What got me to poke at Mise was that it is a polyglot tool version manager, effectively replacing tools like asdf, nvm, pyenv, rbenv, and more. It lets us install, manage, and seamlessly switch between different versions of various programming languages and tools. For instance, to install Node.js version 22 and set it as the global default, one would execute:
$ mise use --global node@22
This command installs the specified Node.js version and updates the configuration to make it the default for all projects.
Beyond tool management, Mise adeptly handles environment variables, enabling developers to define and switch between different sets of variables tailored to specific project directories. Think direnv, but without requiring yet-another-tool. By creating a mise.toml file in the project’s root directory, we can specify environment variables that Mise will automatically apply when entering the directory. For example, to set the NODE_ENV variable to ‘production’, one would add:
[env]
NODE_ENV = "production"
This ensures that the appropriate environment variables are consistently applied, reducing configuration errors and enhancing workflow efficiency. 
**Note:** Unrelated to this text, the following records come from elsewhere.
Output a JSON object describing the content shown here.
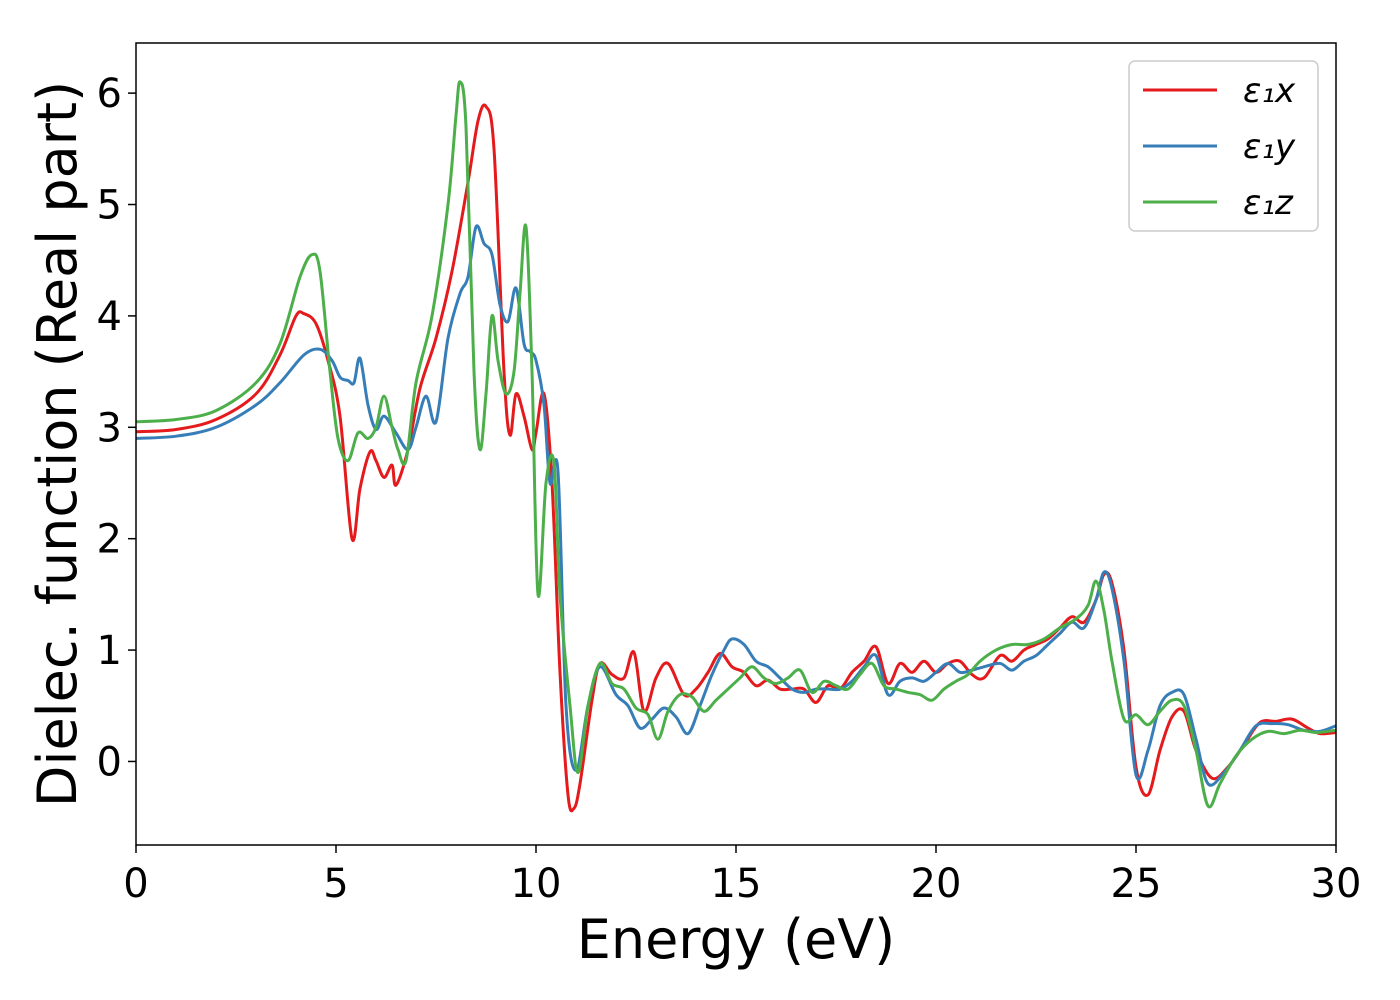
{
  "chart_data": {
    "type": "line",
    "title": "",
    "xlabel": "Energy (eV)",
    "ylabel": "Dielec. function (Real part)",
    "xlim": [
      0,
      30
    ],
    "ylim": [
      -0.75,
      6.45
    ],
    "xticks": [
      0,
      5,
      10,
      15,
      20,
      25,
      30
    ],
    "yticks": [
      0,
      1,
      2,
      3,
      4,
      5,
      6
    ],
    "grid": false,
    "legend": "top-right",
    "series": [
      {
        "name": "ε₁x",
        "color": "#e41a1c",
        "x": [
          0,
          1,
          2,
          3,
          3.6,
          4.0,
          4.2,
          4.5,
          4.8,
          5.1,
          5.4,
          5.6,
          5.85,
          6.0,
          6.2,
          6.4,
          6.5,
          6.8,
          7.1,
          7.5,
          7.9,
          8.3,
          8.55,
          8.75,
          8.95,
          9.2,
          9.35,
          9.5,
          9.7,
          9.9,
          10.0,
          10.2,
          10.4,
          10.6,
          10.8,
          10.95,
          11.1,
          11.4,
          11.6,
          11.9,
          12.2,
          12.45,
          12.7,
          13.0,
          13.3,
          13.7,
          14.0,
          14.3,
          14.6,
          14.9,
          15.2,
          15.5,
          15.8,
          16.1,
          16.4,
          16.7,
          17.0,
          17.3,
          17.6,
          17.9,
          18.2,
          18.5,
          18.8,
          19.1,
          19.4,
          19.7,
          20.0,
          20.3,
          20.6,
          20.9,
          21.2,
          21.6,
          21.9,
          22.2,
          22.5,
          22.8,
          23.1,
          23.4,
          23.7,
          24.0,
          24.2,
          24.4,
          24.7,
          25.0,
          25.3,
          25.6,
          25.9,
          26.2,
          26.5,
          26.9,
          27.3,
          27.7,
          28.1,
          28.5,
          28.9,
          29.3,
          29.6,
          30.0
        ],
        "y": [
          2.96,
          2.98,
          3.07,
          3.3,
          3.65,
          4.0,
          4.02,
          3.93,
          3.6,
          3.1,
          2.0,
          2.45,
          2.78,
          2.7,
          2.55,
          2.66,
          2.48,
          2.8,
          3.35,
          3.8,
          4.4,
          5.2,
          5.75,
          5.88,
          5.5,
          3.5,
          2.93,
          3.3,
          3.1,
          2.8,
          2.95,
          3.3,
          2.5,
          0.8,
          -0.3,
          -0.42,
          -0.2,
          0.55,
          0.88,
          0.78,
          0.75,
          0.98,
          0.45,
          0.75,
          0.88,
          0.6,
          0.65,
          0.8,
          0.97,
          0.85,
          0.8,
          0.68,
          0.73,
          0.65,
          0.65,
          0.65,
          0.53,
          0.68,
          0.65,
          0.8,
          0.9,
          1.03,
          0.7,
          0.88,
          0.8,
          0.9,
          0.8,
          0.88,
          0.9,
          0.78,
          0.75,
          0.95,
          0.9,
          1.0,
          1.05,
          1.1,
          1.2,
          1.3,
          1.25,
          1.45,
          1.68,
          1.6,
          1.0,
          -0.05,
          -0.3,
          0.1,
          0.4,
          0.45,
          0.1,
          -0.15,
          -0.05,
          0.15,
          0.35,
          0.36,
          0.38,
          0.3,
          0.25,
          0.26
        ]
      },
      {
        "name": "ε₁y",
        "color": "#377eb8",
        "x": [
          0,
          1,
          2,
          3,
          3.6,
          4.2,
          4.6,
          4.9,
          5.1,
          5.3,
          5.45,
          5.6,
          5.8,
          6.0,
          6.2,
          6.5,
          6.8,
          7.0,
          7.25,
          7.5,
          7.8,
          8.1,
          8.3,
          8.5,
          8.7,
          8.9,
          9.1,
          9.3,
          9.5,
          9.7,
          9.85,
          10.0,
          10.2,
          10.35,
          10.55,
          10.75,
          11.0,
          11.3,
          11.6,
          12.0,
          12.3,
          12.6,
          12.9,
          13.2,
          13.5,
          13.8,
          14.1,
          14.4,
          14.7,
          14.9,
          15.2,
          15.5,
          15.8,
          16.1,
          16.4,
          16.7,
          17.0,
          17.3,
          17.6,
          17.9,
          18.2,
          18.5,
          18.8,
          19.1,
          19.4,
          19.7,
          20.0,
          20.3,
          20.6,
          20.9,
          21.2,
          21.6,
          21.9,
          22.2,
          22.5,
          22.8,
          23.1,
          23.4,
          23.7,
          24.0,
          24.2,
          24.4,
          24.7,
          25.0,
          25.3,
          25.6,
          25.9,
          26.2,
          26.5,
          26.8,
          27.2,
          27.6,
          28.0,
          28.4,
          28.8,
          29.2,
          29.6,
          30.0
        ],
        "y": [
          2.9,
          2.92,
          3.0,
          3.2,
          3.4,
          3.65,
          3.7,
          3.6,
          3.45,
          3.42,
          3.4,
          3.62,
          3.2,
          2.98,
          3.1,
          2.95,
          2.8,
          3.0,
          3.28,
          3.05,
          3.8,
          4.2,
          4.35,
          4.8,
          4.65,
          4.55,
          4.1,
          3.95,
          4.25,
          3.75,
          3.68,
          3.6,
          3.2,
          2.5,
          2.6,
          0.5,
          -0.08,
          0.5,
          0.85,
          0.6,
          0.5,
          0.3,
          0.38,
          0.48,
          0.4,
          0.25,
          0.5,
          0.78,
          1.0,
          1.1,
          1.05,
          0.9,
          0.85,
          0.75,
          0.65,
          0.62,
          0.65,
          0.65,
          0.65,
          0.72,
          0.85,
          0.95,
          0.6,
          0.72,
          0.75,
          0.72,
          0.8,
          0.88,
          0.8,
          0.82,
          0.85,
          0.88,
          0.82,
          0.9,
          0.95,
          1.05,
          1.15,
          1.25,
          1.2,
          1.45,
          1.7,
          1.55,
          0.9,
          -0.12,
          0.1,
          0.5,
          0.62,
          0.6,
          0.2,
          -0.2,
          -0.1,
          0.1,
          0.32,
          0.34,
          0.33,
          0.28,
          0.27,
          0.32
        ]
      },
      {
        "name": "ε₁z",
        "color": "#4daf4a",
        "x": [
          0,
          1,
          2,
          3,
          3.6,
          4.1,
          4.4,
          4.6,
          4.85,
          5.05,
          5.3,
          5.55,
          5.8,
          6.0,
          6.2,
          6.4,
          6.55,
          6.75,
          7.0,
          7.4,
          7.8,
          8.0,
          8.1,
          8.25,
          8.45,
          8.6,
          8.75,
          8.9,
          9.05,
          9.25,
          9.45,
          9.6,
          9.75,
          9.9,
          10.05,
          10.25,
          10.45,
          10.6,
          10.85,
          11.05,
          11.3,
          11.6,
          11.9,
          12.2,
          12.5,
          12.8,
          13.05,
          13.3,
          13.6,
          13.9,
          14.2,
          14.5,
          14.8,
          15.1,
          15.4,
          15.7,
          16.0,
          16.3,
          16.6,
          16.9,
          17.2,
          17.5,
          17.8,
          18.1,
          18.4,
          18.7,
          19.0,
          19.3,
          19.6,
          19.9,
          20.2,
          20.5,
          20.8,
          21.1,
          21.5,
          21.9,
          22.3,
          22.7,
          23.1,
          23.5,
          23.8,
          24.0,
          24.2,
          24.4,
          24.7,
          25.0,
          25.3,
          25.6,
          25.9,
          26.2,
          26.5,
          26.8,
          27.1,
          27.5,
          27.9,
          28.3,
          28.7,
          29.1,
          29.5,
          30.0
        ],
        "y": [
          3.05,
          3.07,
          3.15,
          3.4,
          3.75,
          4.35,
          4.55,
          4.4,
          3.5,
          2.9,
          2.7,
          2.95,
          2.9,
          3.0,
          3.28,
          3.0,
          2.8,
          2.7,
          3.4,
          4.0,
          5.0,
          5.8,
          6.1,
          5.7,
          3.5,
          2.8,
          3.3,
          4.0,
          3.6,
          3.3,
          3.5,
          4.2,
          4.8,
          3.5,
          1.5,
          2.5,
          2.68,
          1.5,
          0.5,
          -0.1,
          0.5,
          0.88,
          0.7,
          0.65,
          0.48,
          0.42,
          0.2,
          0.45,
          0.6,
          0.58,
          0.45,
          0.55,
          0.65,
          0.75,
          0.85,
          0.75,
          0.7,
          0.75,
          0.82,
          0.62,
          0.72,
          0.68,
          0.65,
          0.78,
          0.88,
          0.68,
          0.65,
          0.62,
          0.6,
          0.55,
          0.65,
          0.72,
          0.78,
          0.9,
          1.0,
          1.05,
          1.05,
          1.1,
          1.2,
          1.28,
          1.4,
          1.62,
          1.35,
          0.9,
          0.38,
          0.42,
          0.33,
          0.45,
          0.55,
          0.5,
          0.1,
          -0.4,
          -0.2,
          0.05,
          0.2,
          0.27,
          0.25,
          0.28,
          0.26,
          0.28
        ]
      }
    ]
  }
}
Mise also functions as a task runner, capable of replacing tools like make or npm scripts (we’ll see if it usurps just from my daily driver list, too). We can define tasks within the mise.toml file or in separate scripts, specifying commands to build, test, or deploy projects. These tasks are executed using the mise run command. For instance, to define a build task that runs an npm build script, one would include:
[tasks]
build = "npm run build"
Executing mise run build would then initiate the build process.
The tool is designed for seamless integration into various development workflows and supports extensions through plugins. It can be incorporated into continuous integration pipelines, ensuring that the correct tools and environment settings are applied during automated builds and tests. For example, in a GitHub Actions workflow, developers can use the jdx/mise-action to set up Mise:
jobs:
build:
runs-on: ubuntu-latest
steps:
- uses: actions/checkout@v4
- uses: jdx/mise-action@v2
with:
version: 2024.12.14
install: true
cache: true
- run: npm test
This configuration ensures that the specified version of Mise is installed, the necessary tools are set up, and the project’s tests are executed in a consistent environment.